Here’s one story of how a Small Business Commissioner helped an ICA member:
Recently, one of our members, George, reported to us an incident involving a telecommunications company in Sydney. George was engaged to deliver several IT projects for the company’s clients.
George was initially engaged for 3 months and was working away from home so had to pay his own accommodation, food and additional transportation to fly interstate to work. His contract was arranged through a recruitment firm that acted as intermediary between George and the company.
In typical fashion George was provided a contract the day before he commenced. George requested that he review the contract but was told that it had to be signed ASAP. One of the clauses allowed the recruitment firm to terminate immediately but required George to provide a week’s notice. George requested that he be given some notice in the event of termination and the recruitment firm reluctantly agreed to also give him 5 days’ notice.
Towards the end of the 3-month term the company requested that George stay for an additional three months. It is commonplace in the IT industry to be drip-fed work in this way. George agreed and made plans to continue on in Sydney.
Two weeks before the end of his initial term George was contacted by a manager at the company and told that one of the permanent employees had become available and that his services would not be required for the next 3 months. He was told that he should finish up his contract by the end of the week once he had brought the employee up to date and transferred all his files.

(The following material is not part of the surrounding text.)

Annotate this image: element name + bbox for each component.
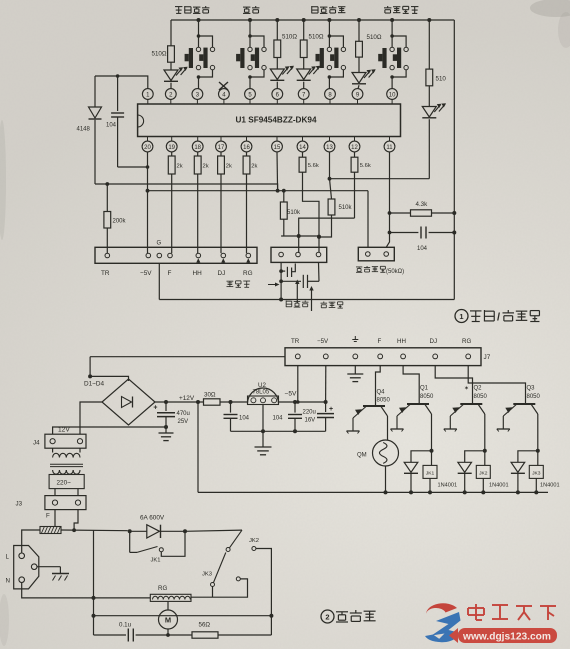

George stated that he was entitled to 5 days’ notice but was told that the current week was it. The manager indicated that the company did not see why they should have to keep him on for another week until the end of the contract when they could save themselves the expense. That week George did as directed and then handed over the company’s equipment and access card and left.
George contacted ICA to see whether he was able to do anything about recovering at least the final week of the contract. We see this situation quite often where a company and recruitment firm ride roughshod over a contractor’s rights. All too often contractors are muscled into signing unfair contracts and then muscled out of work without any come-back. We referred George to the NSW Small Business Commission to intervene on his behalf.
The NSW Small Business Commission has statutory powers to investigate unfair conduct involving small business. Independent contractors come within the ambit of small business and so George directed his enquiry to them. He was advised to compile an account of what had happened and state the grounds for why he believed he had a case against the company and what he thought would resolve the matter.
After reviewing George’s material, the Commissioner’s staff advised that he did have grounds and that they could act as a mediator to resolve the dispute.
The Commission contacted the recruitment firm to request that they attend mediation. Although not compulsory, if a party does refuses or does not attend, then if the matter goes down the path of subsequent legal action, the courts will take a very dim view and order mediation at the party’s expense. The Commissioner also has power to refer the matter to court.
The recruitment firm agreed to participate but then subsequently rang George to berate him for involving them. In the recruitment company’s view they had done nothing and it was their client that was at fault. This is also a typical ploy in contracting where one party blames the other in order to claim vindication. The recruitment company argued that it did not have the time for such a trivial matter and that George should simply cop it and walk away. Of course this meant George would lose several thousand dollars in income.
George made representations to the company that had terminated his contract and sought to involve them in the mediation. The mediation session was set down at a location convenient to both parties and George was requested to prepare his case. The same advice was given to the recruitment firm.
George was then sent a letter from a Sydney law firm with the partner of that firm advising George that he had no grounds and that his client was not responsible for any loss. George was given this advice by a qualified specialist in employment law. George disagreed, yet the letters from the lawyer kept coming. A week later George was contacted by the recruitment company and told that they would pay his invoice for the final week of his contract. They paid.
Although this resulted in a positive outcome for George it involved him in a lengthy and protracted campaign to recover one week’s income. The company terminating his engagement sought only to save themselves the cost of George’s services. In the end the recruitment firm paid simply because it was more cost-effective to pay George than turn up at a mediation session.
Without the availability of the NSW Small Business Commissioner George would have faced a large Sydney law firm and had to engage his own lawyer at significant cost. His action could have lasted more than a year and even if he did win, he would not receive all his costs. Companies and recruitment firms rely on this legal intimidation to push contractors to back down and go away.
George recovered his one week’s income but he also faced being out of work as he had relied on the representations that the company was going to engage him for a further three months.
We really have to wonder about the ethical integrity of recruitment firms and companies that see people only in terms of cost and have little or no regard for the consequences of their actions. But now with the Small Business Commissioner’s dispute-resolution powers small business people have a fair, cheap and quick process ‘on their side’.